Being an “American” is more a state of mind than anything or statement of personal identity than anything else – Few if any reading these pages (unless you are Native American) can claim to be an “American,” though the spirit of Americanism is something that has been very real as myth making and the concepts around being an American.
In the era of nation-states which began roughly with the formation of the United States, a revolution whose political impact is underplayed to this day by European-based historian, the movements and thoughts that originated from this continent changed global thought. But they weren’t distinctly “American” thoughts at all – they represented the best of English and other western liberal and enlightenment thought but finally put into practice in a new nation-state.
The myth of American Exceptionalism has been created to keep the fiction going about a unique people with a special place in global society. But the reality is America is an idea, a myth, a thought, nothing tangible or real. It is a political entity which has a melting pot of different people’s, whose ideas and innovations have transformed human society for the better. It is a nation whose own history is lamentable and tragic, but for a few short years in the 1940’s saved the human race from likely destruction. From World War II comes whatever identity the American people have, but as that the greatest generation passes from this earth, the nation has no meaning, no sense of joint purpose.
Americanism is a rough thought – it’s an idea more than anything distinct or tangible. The nation-state that occupies a large swath of land on the North American continent has been an indisputable force in moving forward human progress and making an impact both positively and negatively on global history. But does being an American mean anything beyond residing on a portion of the North American continent? Given the current state of political and ethnic polarization within the United States, it’s hard to make a case for unity in purpose, spirit or thought.
What is the American idea, and what is Americanism if anything? It’s a question we should continue to ponder going forward…
Thought provoking piece. Here’s a question: is shared identity a noun or a verb?
Seems to me that Americans had quite a shared identity in the 50s-70s as we were working toward (and acheiving some) shared goals. Since the 80s when I was in college, shared endeavor took a backseat to private gain.
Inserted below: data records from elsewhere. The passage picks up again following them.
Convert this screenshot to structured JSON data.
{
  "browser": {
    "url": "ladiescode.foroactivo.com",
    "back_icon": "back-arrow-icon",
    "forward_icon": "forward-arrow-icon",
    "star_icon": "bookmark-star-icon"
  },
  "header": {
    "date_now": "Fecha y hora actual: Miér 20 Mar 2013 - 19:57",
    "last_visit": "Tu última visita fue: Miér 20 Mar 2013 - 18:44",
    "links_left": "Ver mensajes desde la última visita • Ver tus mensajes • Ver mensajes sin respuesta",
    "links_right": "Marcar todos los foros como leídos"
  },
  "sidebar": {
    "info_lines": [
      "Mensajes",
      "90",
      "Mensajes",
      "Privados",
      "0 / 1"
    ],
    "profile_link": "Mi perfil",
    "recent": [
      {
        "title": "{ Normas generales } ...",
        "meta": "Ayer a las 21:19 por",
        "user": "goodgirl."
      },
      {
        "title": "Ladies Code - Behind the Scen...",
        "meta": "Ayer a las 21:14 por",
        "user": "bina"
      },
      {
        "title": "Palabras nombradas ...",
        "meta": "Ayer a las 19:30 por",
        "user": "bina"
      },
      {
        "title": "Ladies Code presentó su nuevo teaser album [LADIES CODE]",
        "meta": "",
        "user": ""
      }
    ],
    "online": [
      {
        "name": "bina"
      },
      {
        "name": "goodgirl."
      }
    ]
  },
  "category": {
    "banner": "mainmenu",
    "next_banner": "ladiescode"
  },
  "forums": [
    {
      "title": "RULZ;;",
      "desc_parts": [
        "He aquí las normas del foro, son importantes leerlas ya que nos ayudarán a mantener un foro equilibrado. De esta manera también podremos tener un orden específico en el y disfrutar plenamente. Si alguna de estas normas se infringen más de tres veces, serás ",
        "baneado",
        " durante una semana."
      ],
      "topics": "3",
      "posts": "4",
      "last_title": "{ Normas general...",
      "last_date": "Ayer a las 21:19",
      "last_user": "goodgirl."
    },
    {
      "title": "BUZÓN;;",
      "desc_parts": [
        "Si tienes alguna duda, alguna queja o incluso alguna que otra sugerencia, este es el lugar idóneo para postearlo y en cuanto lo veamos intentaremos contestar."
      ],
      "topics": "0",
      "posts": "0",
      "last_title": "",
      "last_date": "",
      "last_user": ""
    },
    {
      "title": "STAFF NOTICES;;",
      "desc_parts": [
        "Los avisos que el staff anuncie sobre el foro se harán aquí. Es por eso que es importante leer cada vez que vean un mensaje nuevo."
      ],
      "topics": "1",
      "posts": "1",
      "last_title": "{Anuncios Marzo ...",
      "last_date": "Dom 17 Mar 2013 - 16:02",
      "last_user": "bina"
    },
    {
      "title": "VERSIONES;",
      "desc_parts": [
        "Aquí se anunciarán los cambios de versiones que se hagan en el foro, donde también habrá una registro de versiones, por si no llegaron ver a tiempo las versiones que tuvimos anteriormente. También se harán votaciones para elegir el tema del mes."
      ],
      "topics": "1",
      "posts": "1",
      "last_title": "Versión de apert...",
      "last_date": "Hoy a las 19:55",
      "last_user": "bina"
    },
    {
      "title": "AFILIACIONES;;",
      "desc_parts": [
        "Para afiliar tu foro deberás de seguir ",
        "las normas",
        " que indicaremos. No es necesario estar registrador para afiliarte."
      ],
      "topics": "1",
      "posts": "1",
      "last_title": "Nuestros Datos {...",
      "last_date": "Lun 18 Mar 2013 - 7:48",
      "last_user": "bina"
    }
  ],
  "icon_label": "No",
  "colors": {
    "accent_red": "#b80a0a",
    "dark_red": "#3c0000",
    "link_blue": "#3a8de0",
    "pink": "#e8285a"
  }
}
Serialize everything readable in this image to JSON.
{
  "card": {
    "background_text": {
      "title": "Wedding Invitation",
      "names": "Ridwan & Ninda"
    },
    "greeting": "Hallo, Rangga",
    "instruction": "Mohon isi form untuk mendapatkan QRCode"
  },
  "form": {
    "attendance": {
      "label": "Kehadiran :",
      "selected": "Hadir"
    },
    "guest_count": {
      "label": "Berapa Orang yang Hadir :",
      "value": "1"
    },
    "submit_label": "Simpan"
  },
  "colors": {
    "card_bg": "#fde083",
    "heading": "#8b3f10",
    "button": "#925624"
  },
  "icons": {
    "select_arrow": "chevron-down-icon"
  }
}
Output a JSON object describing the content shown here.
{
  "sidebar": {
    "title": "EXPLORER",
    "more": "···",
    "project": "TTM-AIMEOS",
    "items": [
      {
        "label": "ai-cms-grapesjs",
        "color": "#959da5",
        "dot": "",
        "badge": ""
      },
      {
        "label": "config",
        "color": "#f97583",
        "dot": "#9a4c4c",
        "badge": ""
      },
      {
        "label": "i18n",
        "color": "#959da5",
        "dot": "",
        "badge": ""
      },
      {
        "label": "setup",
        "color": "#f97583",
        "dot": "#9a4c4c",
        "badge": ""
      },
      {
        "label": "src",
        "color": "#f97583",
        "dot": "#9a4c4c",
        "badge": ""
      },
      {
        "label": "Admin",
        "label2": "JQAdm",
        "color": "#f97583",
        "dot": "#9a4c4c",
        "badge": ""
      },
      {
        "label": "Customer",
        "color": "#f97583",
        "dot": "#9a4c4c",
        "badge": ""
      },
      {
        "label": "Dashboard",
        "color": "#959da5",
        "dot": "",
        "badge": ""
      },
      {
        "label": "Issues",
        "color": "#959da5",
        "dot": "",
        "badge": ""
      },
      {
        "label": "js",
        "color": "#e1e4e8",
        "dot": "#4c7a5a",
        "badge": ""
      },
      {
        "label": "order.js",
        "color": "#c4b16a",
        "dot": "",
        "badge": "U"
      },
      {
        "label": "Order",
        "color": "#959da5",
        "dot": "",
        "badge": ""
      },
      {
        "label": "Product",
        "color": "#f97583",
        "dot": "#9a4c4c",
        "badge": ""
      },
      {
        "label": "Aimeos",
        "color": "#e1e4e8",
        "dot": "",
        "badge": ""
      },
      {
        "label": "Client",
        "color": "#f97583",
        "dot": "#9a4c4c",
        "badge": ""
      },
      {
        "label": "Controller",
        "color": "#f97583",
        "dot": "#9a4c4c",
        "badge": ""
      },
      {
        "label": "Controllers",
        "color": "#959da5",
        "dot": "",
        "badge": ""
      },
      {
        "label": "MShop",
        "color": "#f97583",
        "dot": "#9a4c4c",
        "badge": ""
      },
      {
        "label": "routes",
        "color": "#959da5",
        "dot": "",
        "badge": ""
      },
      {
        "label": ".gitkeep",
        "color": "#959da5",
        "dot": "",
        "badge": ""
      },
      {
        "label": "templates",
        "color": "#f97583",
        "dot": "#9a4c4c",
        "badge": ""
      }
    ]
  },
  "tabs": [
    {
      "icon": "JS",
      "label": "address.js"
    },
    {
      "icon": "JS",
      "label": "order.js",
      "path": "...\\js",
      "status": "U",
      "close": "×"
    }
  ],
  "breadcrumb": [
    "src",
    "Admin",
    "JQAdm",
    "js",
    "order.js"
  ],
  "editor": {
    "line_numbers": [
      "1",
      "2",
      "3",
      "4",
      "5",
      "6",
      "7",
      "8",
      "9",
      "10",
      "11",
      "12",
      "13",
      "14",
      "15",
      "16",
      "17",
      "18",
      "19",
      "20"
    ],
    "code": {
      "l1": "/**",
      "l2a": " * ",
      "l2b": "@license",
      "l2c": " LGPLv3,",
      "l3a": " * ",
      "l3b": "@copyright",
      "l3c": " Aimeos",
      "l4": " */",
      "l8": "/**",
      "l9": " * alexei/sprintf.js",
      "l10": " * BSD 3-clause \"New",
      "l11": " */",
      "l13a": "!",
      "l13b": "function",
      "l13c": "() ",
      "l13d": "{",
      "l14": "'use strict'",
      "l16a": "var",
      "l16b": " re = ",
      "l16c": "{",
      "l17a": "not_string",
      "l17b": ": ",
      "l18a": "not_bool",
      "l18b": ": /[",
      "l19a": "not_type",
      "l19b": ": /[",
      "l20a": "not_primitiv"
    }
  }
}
I doubt that shared identity is possible in a social frame that exalts wealth extraction because the underlying theme in such a society will always be “what’s in it for me.” We are naturally set upon each other in an environment of scarcity.
LikeLike
I’m reminded of a scene from the movie Alien Nation with the amazing actor and person Mandy Patinkin, who played an Alien/Newcomer. “You humans are very curious to us. You invite us to live among you in an atmosphere of equality that we’ve never known before. You give us ownership of our own lives for the first time and you ask no more of us than you do of yourselves. I hope you understand how special your world is, how unique a people you humans are. Which is why it is all the more painful and confusing to us that so few of you seem capable of living up to the ideals you set for yourselves.”